The problem is not whether God exists or is here with us or not. - The problem is that we live as if He didn't exist


“Dealing with adversity is like preparing for surgery. By putting our faith in what the doctor has said, we believe we will be better off if we have the surgery. But that does not make it any less painful. By submitting to the hand of a surgeon, we are saying that our ultimate goal is health, even at the cost of pain. Adversity is the same way. It is a means to an end. It is God's tool for the advancement of our spiritual lives.” - Charles Frazier Stanley: (Senior pastor of First Baptist Church in northern Atlanta, Georgia)

Gospel Text: (MK 4:35-41)
On that day, as evening drew on, Jesus said to his disciples:
“Let us cross to the other side.”
Leaving the crowd, they took Jesus with them in the boat just as he was.
And other boats were with him.
A violent squall came up and waves were breaking over the boat,
so that it was already filling up.
Jesus was in the stern, asleep on a cushion.
They woke him and said to him,
“Teacher, do you not care that we are perishing?”
He woke up,
rebuked the wind, and said to the sea, “Quiet! Be still!”
The wind ceased and there was great calm.
Then he asked them, “Why are you terrified?
Do you not yet have faith?”
They were filled with great awe and said to one another,
“Who then is this whom even wind and sea obey?”

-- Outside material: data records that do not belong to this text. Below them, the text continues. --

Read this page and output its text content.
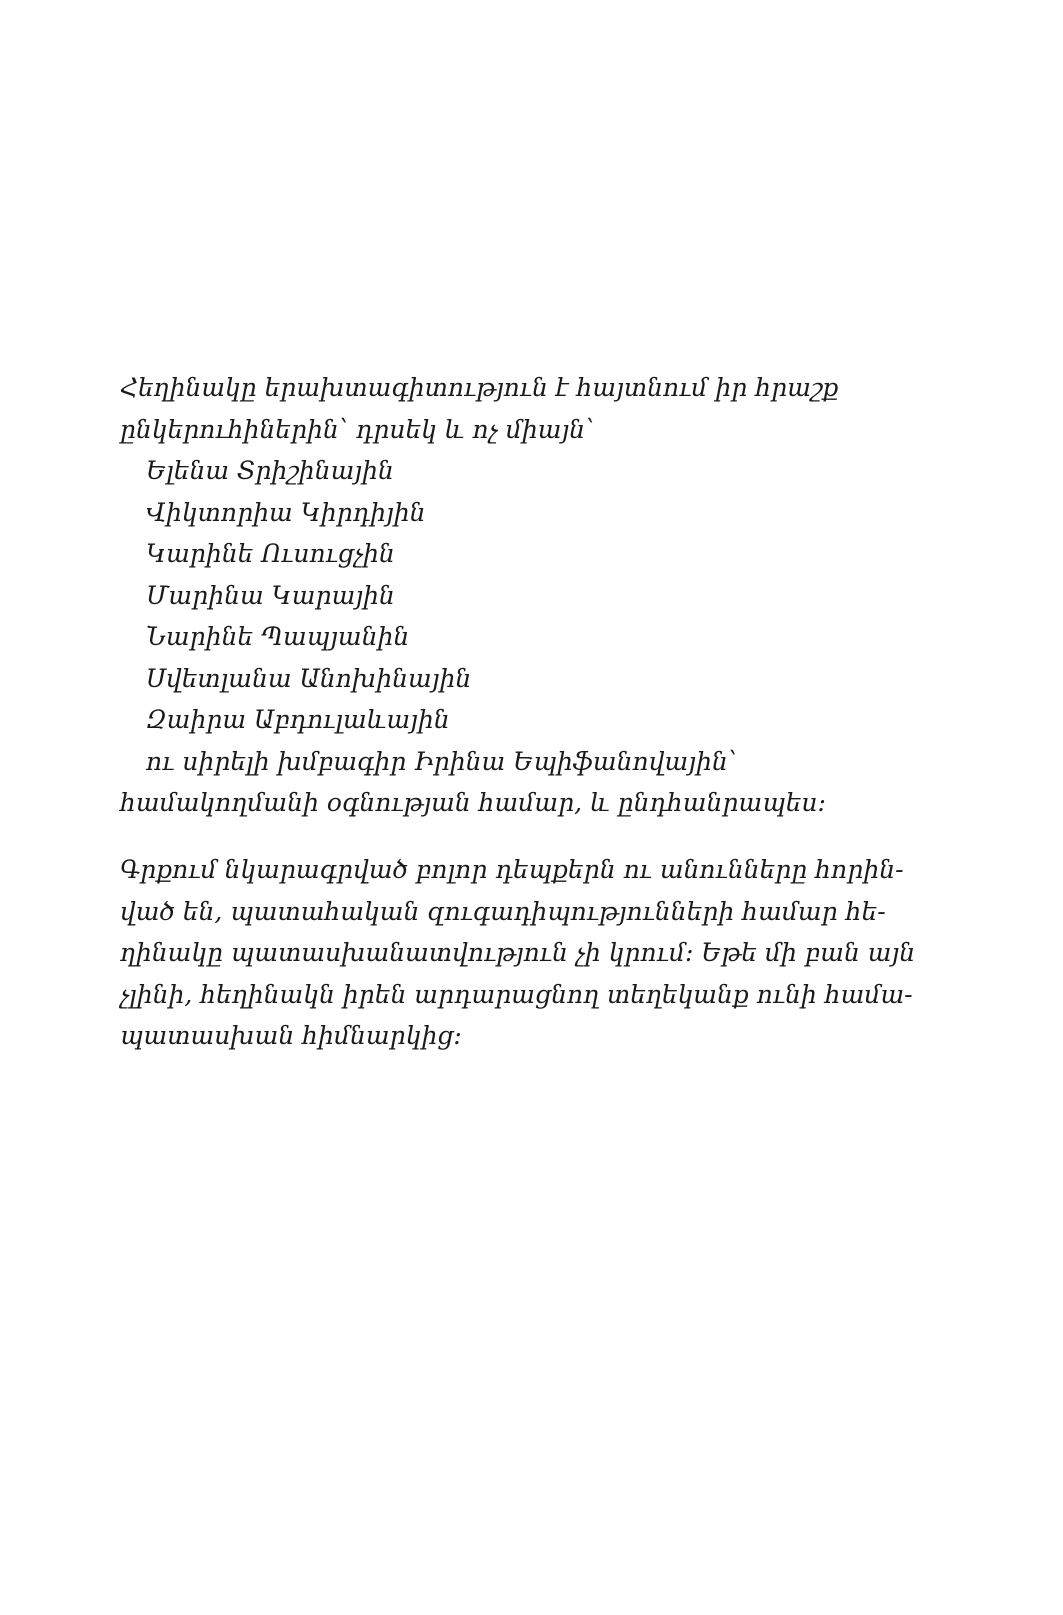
Հեղինակը երախտագիտություն է հայտնում իր հրաշք
ընկերուհիներին՝ դրսեկ և ոչ միայն՝
Ելենա Տրիշինային
Վիկտորիա Կիրդիյին
Կարինե Ուսուցչին
Մարինա Կարային
Նարինե Պապյանին
Սվետլանա Անոխինային
Զաիրա Աբդուլաևային
ու սիրելի խմբագիր Իրինա Եպիֆանովային՝
համակողմանի օգնության համար, և ընդհանրապես:
Գրքում նկարագրված բոլոր դեպքերն ու անունները հորին-
ված են, պատահական զուգադիպությունների համար հե-
ղինակը պատասխանատվություն չի կրում: Եթե մի բան այն
չլինի, հեղինակն իրեն արդարացնող տեղեկանք ունի համա-
պատասխան հիմնարկից:
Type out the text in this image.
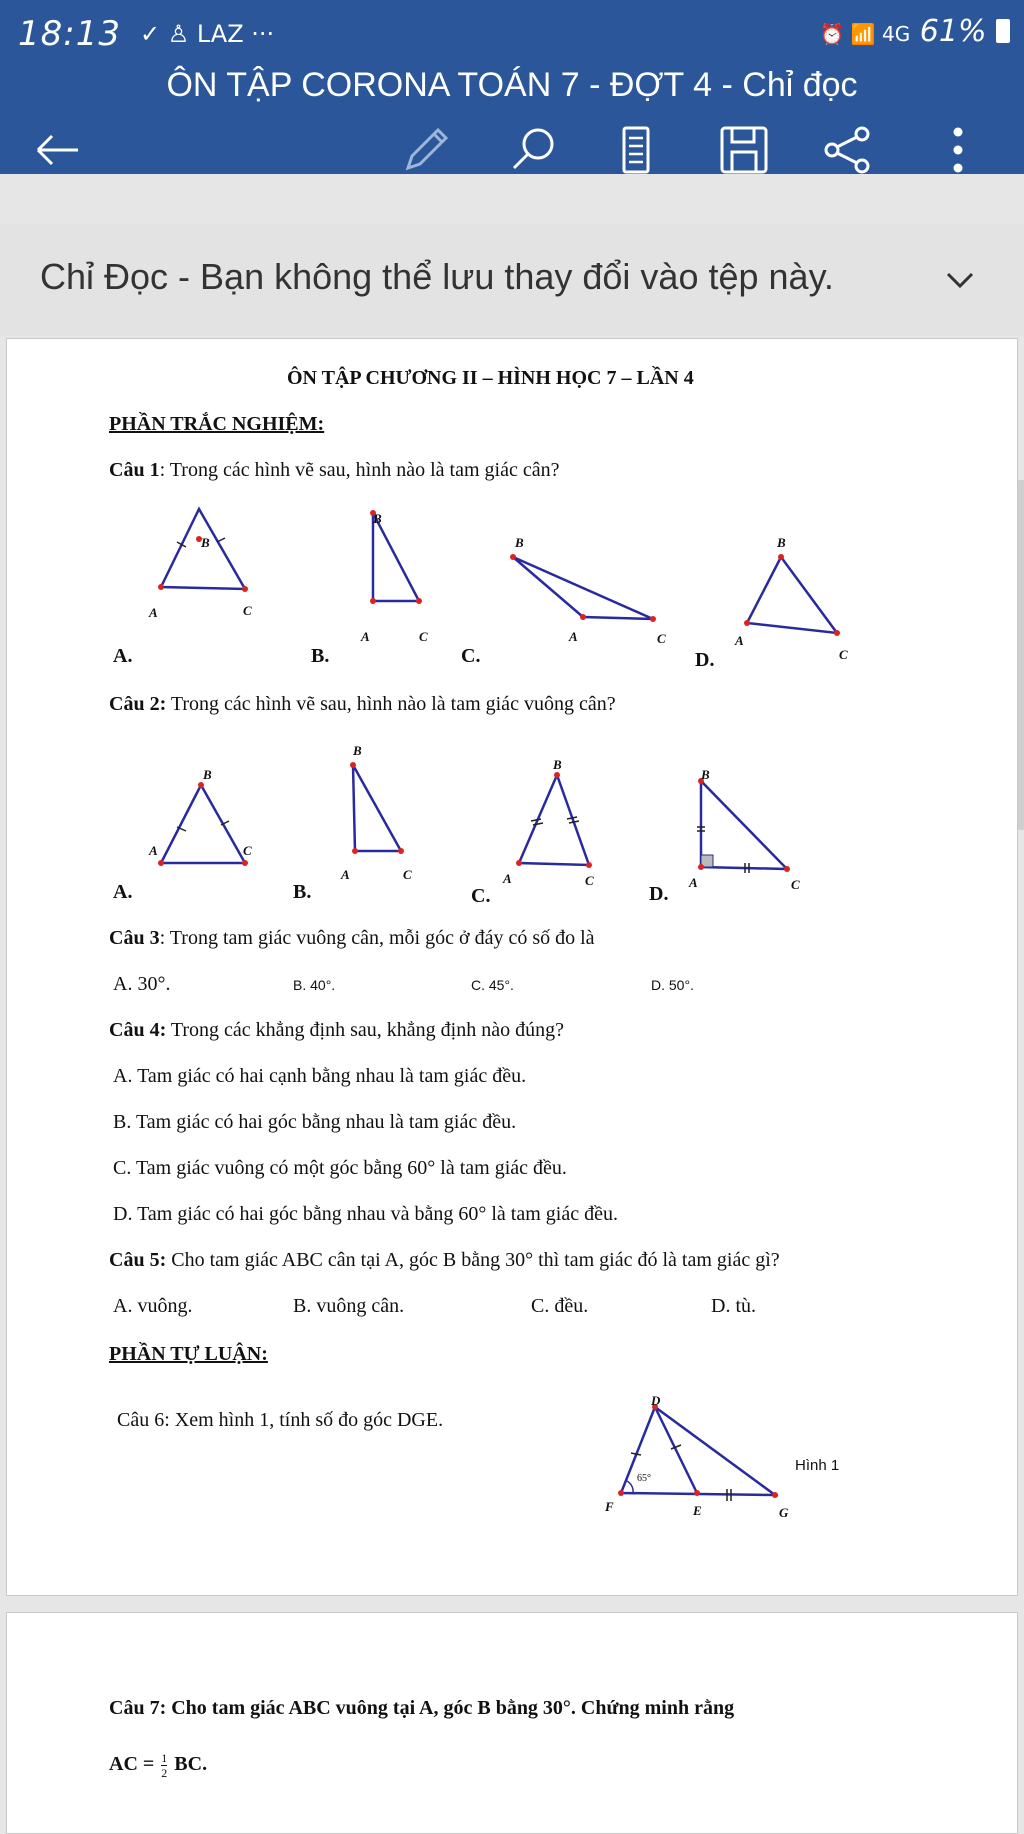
18:13 ✓ ♙ LAZ ···	⏰ 📶 4G 61%
ÔN TẬP CORONA TOÁN 7 - ĐỢT 4 - Chỉ đọc
Chỉ Đọc - Bạn không thể lưu thay đổi vào tệp này.
ÔN TẬP CHƯƠNG II – HÌNH HỌC 7 – LẦN 4
PHẦN TRẮC NGHIỆM:
Câu 1: Trong các hình vẽ sau, hình nào là tam giác cân?
B
A	C
A.
B
A	C
B.
B
A	C
C.
B
A
C
D.
Câu 2: Trong các hình vẽ sau, hình nào là tam giác vuông cân?
B
A	C
A.
B
A	C
B.
B
A	C
C.
B
A	C
D.
Câu 3: Trong tam giác vuông cân, mỗi góc ở đáy có số đo là
A. 30°.	B. 40°.	C. 45°.	D. 50°.
Câu 4: Trong các khẳng định sau, khẳng định nào đúng?
A. Tam giác có hai cạnh bằng nhau là tam giác đều.
B. Tam giác có hai góc bằng nhau là tam giác đều.
C. Tam giác vuông có một góc bằng 60° là tam giác đều.
D. Tam giác có hai góc bằng nhau và bằng 60° là tam giác đều.
Câu 5: Cho tam giác ABC cân tại A, góc B bằng 30° thì tam giác đó là tam giác gì?
A. vuông.	B. vuông cân.	C. đều.	D. tù.
PHẦN TỰ LUẬN:
Câu 6: Xem hình 1, tính số đo góc DGE.
D
F	E	G
65°
Hình 1
Câu 7: Cho tam giác ABC vuông tại A, góc B bằng 30°. Chứng minh rằng
AC = $\frac{1}{2}$ BC.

Sometimes the sea of life is rough. The wind is strong. The waves are high. The boat is taking on water and sinking. We all know what that is like. Each of us could tell a storm story. Some of our stories will begin with a phone call, a doctor’s visit, or news we did not want to hear. Some of them will start with the choices we have made, our mistakes, and our sins. Other stories will tell about the difficulty of relationships, hopes and plans that fell apart, or the struggle to grow up and find our way. Some storms seem to arise out of nowhere and take us by surprise. Other storms build and brew as we watch.

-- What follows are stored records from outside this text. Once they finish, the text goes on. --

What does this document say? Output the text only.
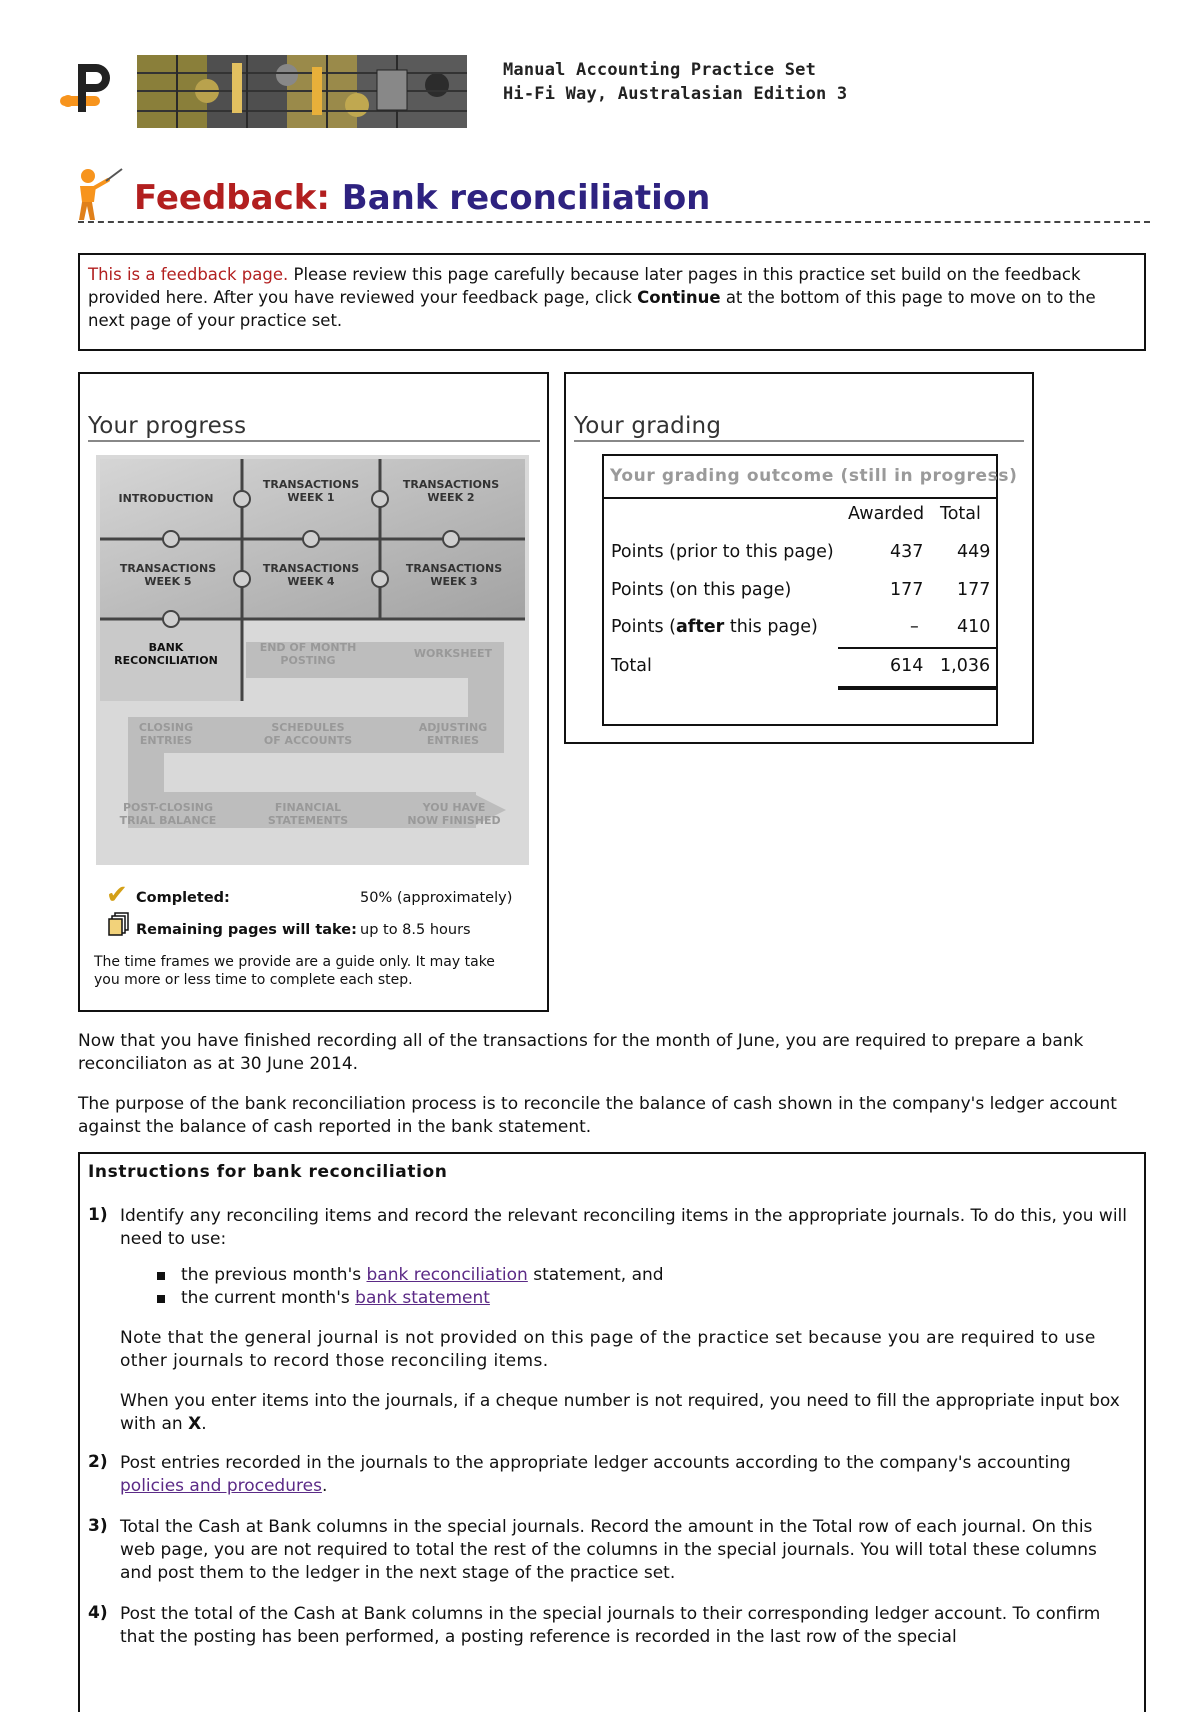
Manual Accounting Practice Set
Hi-Fi Way, Australasian Edition 3
Feedback: Bank reconciliation
This is a feedback page. Please review this page carefully because later pages in this practice set build on the feedback provided here. After you have reviewed your feedback page, click Continue at the bottom of this page to move on to the next page of your practice set.
Your progress
INTRODUCTION
TRANSACTIONS
WEEK 1
TRANSACTIONS
WEEK 2
TRANSACTIONS
WEEK 5
TRANSACTIONS
WEEK 4
TRANSACTIONS
WEEK 3
BANK
RECONCILIATION
END OF MONTH
POSTING
WORKSHEET
CLOSING
ENTRIES
SCHEDULES
OF ACCOUNTS
ADJUSTING
ENTRIES
POST-CLOSING
TRIAL BALANCE
FINANCIAL
STATEMENTS
YOU HAVE
NOW FINISHED
✔ Completed:	50% (approximately)
Remaining pages will take: up to 8.5 hours
The time frames we provide are a guide only. It may take you more or less time to complete each step.
Your grading
Your grading outcome (still in progress)
Awarded Total
Points (prior to this page)	437 449
Points (on this page)	177 177
Points (after this page)	– 410
Total	614 1,036
Now that you have finished recording all of the transactions for the month of June, you are required to prepare a bank reconciliaton as at 30 June 2014.
The purpose of the bank reconciliation process is to reconcile the balance of cash shown in the company's ledger account against the balance of cash reported in the bank statement.
Instructions for bank reconciliation
1) Identify any reconciling items and record the relevant reconciling items in the appropriate journals. To do this, you will need to use:
the previous month's bank reconciliation statement, and
the current month's bank statement
Note that the general journal is not provided on this page of the practice set because you are required to use other journals to record those reconciling items.
When you enter items into the journals, if a cheque number is not required, you need to fill the appropriate input box with an X.
2) Post entries recorded in the journals to the appropriate ledger accounts according to the company's accounting policies and procedures.
3) Total the Cash at Bank columns in the special journals. Record the amount in the Total row of each journal. On this web page, you are not required to total the rest of the columns in the special journals. You will total these columns and post them to the ledger in the next stage of the practice set.
4) Post the total of the Cash at Bank columns in the special journals to their corresponding ledger account. To confirm that the posting has been performed, a posting reference is recorded in the last row of the special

The disciples are quick to make the storm about Jesus. “Do you not care that we are perishing?” We’ve probably all echoed their words in the storms of our lives. “Do something. Fix it. Make it better.” In the midst of the storm Jesus seems absent, passive, uncaring. How can he sleep at a time like this? Sleeping Jesus is not what they or we want.

Sleeping Jesus, however, is in the same boat and the same storm as the disciples. He is surrounded by the same water as the disciples, blown by the same wind, beaten by the same waves.  His response, however, is different. While disciples fret and worry he sleeps. The disciples want busyness and activity. Jesus sleeps in peace and stillness. His sleep reveals that the greater storm and the real threat is not the wind, waves, and water around us – the circumstances in which we find ourselves – but within us. The real storm, the more threatening storm is always the one that churns and rages within us.

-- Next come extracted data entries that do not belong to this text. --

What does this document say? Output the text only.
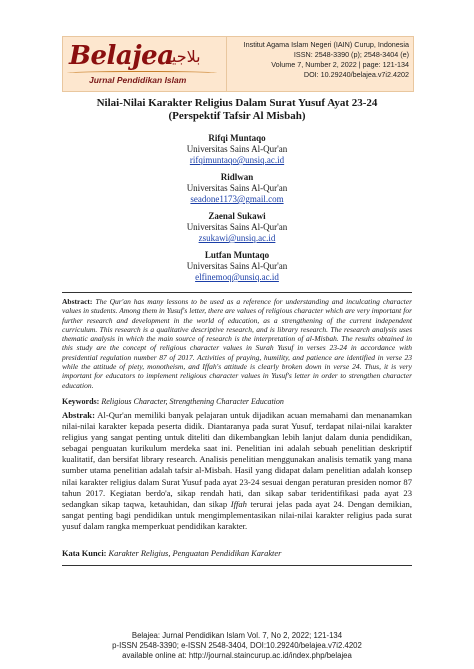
Belajea
بلاجيا
Jurnal Pendidikan Islam
Institut Agama Islam Negeri (IAIN) Curup, Indonesia
ISSN: 2548-3390 (p); 2548-3404 (e)
Volume 7, Number 2, 2022 | page: 121-134
DOI: 10.29240/belajea.v7i2.4202
Nilai-Nilai Karakter Religius Dalam Surat Yusuf Ayat 23-24
(Perspektif Tafsir Al Misbah)
Rifqi Muntaqo
Universitas Sains Al-Qur'an
rifqimuntaqo@unsiq.ac.id
Ridlwan
Universitas Sains Al-Qur'an
seadone1173@gmail.com
Zaenal Sukawi
Universitas Sains Al-Qur'an
zsukawi@unsiq.ac.id
Lutfan Muntaqo
Universitas Sains Al-Qur'an
elfinemoq@unsiq.ac.id
Abstract: The Qur'an has many lessons to be used as a reference for understanding and inculcating character values in students. Among them in Yusuf's letter, there are values of religious character which are very important for further research and development in the world of education, as a strengthening of the current independent curriculum. This research is a qualitative descriptive research, and is library research. The research analysis uses thematic analysis in which the main source of research is the interpretation of al-Misbah. The results obtained in this study are the concept of religious character values in Surah Yusuf in verses 23-24 in accordance with presidential regulation number 87 of 2017. Activities of praying, humility, and patience are identified in verse 23 while the attitude of piety, monotheism, and Iffah's attitude is clearly broken down in verse 24. Thus, it is very important for educators to implement religious character values in Yusuf's letter in order to strengthen character education.
Keywords: Religious Character, Strengthening Character Education
Abstrak: Al-Qur'an memiliki banyak pelajaran untuk dijadikan acuan memahami dan menanamkan nilai-nilai karakter kepada peserta didik. Diantaranya pada surat Yusuf, terdapat nilai-nilai karakter religius yang sangat penting untuk diteliti dan dikembangkan lebih lanjut dalam dunia pendidikan, sebagai penguatan kurikulum merdeka saat ini. Penelitian ini adalah sebuah penelitian deskriptif kualitatif, dan bersifat library research. Analisis penelitian menggunakan analisis tematik yang mana sumber utama penelitian adalah tafsir al-Misbah. Hasil yang didapat dalam penelitian adalah konsep nilai karakter religius dalam Surat Yusuf pada ayat 23-24 sesuai dengan peraturan presiden nomor 87 tahun 2017. Kegiatan berdo'a, sikap rendah hati, dan sikap sabar teridentifikasi pada ayat 23 sedangkan sikap taqwa, ketauhidan, dan sikap Iffah terurai jelas pada ayat 24. Dengan demikian, sangat penting bagi pendidikan untuk mengimplementasikan nilai-nilai karakter religius pada surat yusuf dalam rangka memperkuat pendidikan karakter.
Kata Kunci: Karakter Religius, Penguatan Pendidikan Karakter
Belajea: Jurnal Pendidikan Islam Vol. 7, No 2, 2022; 121-134
p-ISSN 2548-3390; e-ISSN 2548-3404, DOI:10.29240/belajea.v7i2.4202
available online at: http://journal.staincurup.ac.id/index.php/belajea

Faith does not change the storm. It changes us. Faith does not take us around the storm but through the storm. Faith allows us to see and know that Jesus is there with us. Faith is what allows us to be still, to be peaceful, in the midst of the storm. It means we do not have to interiorize the storm.


The power of God is stronger than any wave that beats against us. The love of God is deeper than any water that threatens to drown us. In every storm Jesus is present and his response is always the same, “Peace! Be still!”